Hericium coral


Hericium grows on the undersides of fallen trees and sometimes on stumps. Often the mushroom itself is not visible, and its presence must be deduced. There are several ways to do this.

One favorite technique of mine is to walk on the fallen logs, looking down at the place where the sides of the log meet the ground. And there it is on the leaves, patches of white that look like scatterings of ash or flour, some of the bigger areas look like somebody has been busy with a can of white spray paint. This is the spore print of our prey.

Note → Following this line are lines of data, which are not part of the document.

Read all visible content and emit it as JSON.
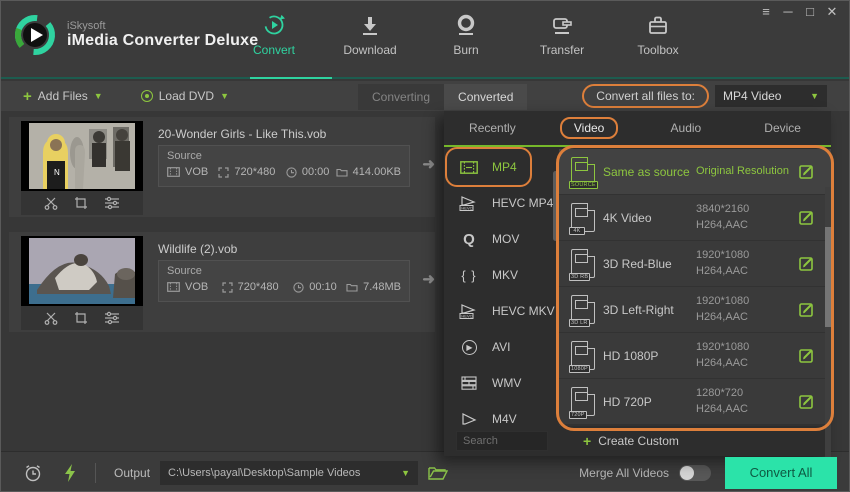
{
  "colors": {
    "accent_green": "#8dc63f",
    "accent_teal": "#2fd3a0",
    "annotation_orange": "#dd7f3b",
    "convert_button": "#2be3a9"
  },
  "window": {
    "controls": [
      {
        "name": "menu-icon",
        "glyph": "≡"
      },
      {
        "name": "minimize-icon",
        "glyph": "─"
      },
      {
        "name": "maximize-icon",
        "glyph": "□"
      },
      {
        "name": "close-icon",
        "glyph": "✕"
      }
    ]
  },
  "header": {
    "brand": {
      "line1": "iSkysoft",
      "line2": "iMedia Converter Deluxe"
    },
    "nav": [
      {
        "label": "Convert",
        "icon": "convert-icon",
        "active": true
      },
      {
        "label": "Download",
        "icon": "download-icon",
        "active": false
      },
      {
        "label": "Burn",
        "icon": "burn-icon",
        "active": false
      },
      {
        "label": "Transfer",
        "icon": "transfer-icon",
        "active": false
      },
      {
        "label": "Toolbox",
        "icon": "toolbox-icon",
        "active": false
      }
    ]
  },
  "toolbar": {
    "add_files_label": "Add Files",
    "load_dvd_label": "Load DVD",
    "tabs": [
      {
        "label": "Converting"
      },
      {
        "label": "Converted"
      }
    ],
    "convert_all_label": "Convert all files to:",
    "selected_output_format": "MP4 Video"
  },
  "files": [
    {
      "name": "20-Wonder Girls - Like This.vob",
      "source_label": "Source",
      "format": "VOB",
      "resolution": "720*480",
      "duration": "00:00",
      "size": "414.00KB"
    },
    {
      "name": "Wildlife  (2).vob",
      "source_label": "Source",
      "format": "VOB",
      "resolution": "720*480",
      "duration": "00:10",
      "size": "7.48MB"
    }
  ],
  "panel": {
    "tabs": [
      "Recently",
      "Video",
      "Audio",
      "Device"
    ],
    "active_tab": "Video",
    "formats": [
      {
        "label": "MP4",
        "selected": true
      },
      {
        "label": "HEVC MP4",
        "selected": false
      },
      {
        "label": "MOV",
        "selected": false
      },
      {
        "label": "MKV",
        "selected": false
      },
      {
        "label": "HEVC MKV",
        "selected": false
      },
      {
        "label": "AVI",
        "selected": false
      },
      {
        "label": "WMV",
        "selected": false
      },
      {
        "label": "M4V",
        "selected": false
      }
    ],
    "presets": [
      {
        "name": "Same as source",
        "badge": "SOURCE",
        "res": "Original Resolution",
        "codec": "",
        "selected": true
      },
      {
        "name": "4K Video",
        "badge": "4K",
        "res": "3840*2160",
        "codec": "H264,AAC",
        "selected": false
      },
      {
        "name": "3D Red-Blue",
        "badge": "3D RB",
        "res": "1920*1080",
        "codec": "H264,AAC",
        "selected": false
      },
      {
        "name": "3D Left-Right",
        "badge": "3D LR",
        "res": "1920*1080",
        "codec": "H264,AAC",
        "selected": false
      },
      {
        "name": "HD 1080P",
        "badge": "1080P",
        "res": "1920*1080",
        "codec": "H264,AAC",
        "selected": false
      },
      {
        "name": "HD 720P",
        "badge": "720P",
        "res": "1280*720",
        "codec": "H264,AAC",
        "selected": false
      }
    ],
    "search_placeholder": "Search",
    "create_custom_label": "Create Custom"
  },
  "footer": {
    "output_label": "Output",
    "output_path": "C:\\Users\\payal\\Desktop\\Sample Videos",
    "merge_label": "Merge All Videos",
    "merge_on": false,
    "convert_all_label": "Convert All"
  }
}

Brushing the leaves away, we find Hericium corralloides, or his cousin H. ramosum, twining their way along the crawlspace under the fallen log, and sometimes at the end of the log. There is an element of excitement hunting these babies. Many times I've had to reach far under a dark and forbidding crevasse to pull out the viney webs of fruit these fungi produce, braving the creepy-crawlies that hide there.

Members of the Hericium genus are widespread. I first found H. abietis on a conifer log up the Bitterroot mountains, where I happened across a specimen while out on an early-season foray for Boletes. Another time I found them when canoeing in northern Minnesota, once at the edge of Yellowstone Park just before the first freeze, and to my surprise I also found Hericium erinaceous growing on live oak at a rest stop in southern Indiana and on living oak trees in the Russian Far East in September.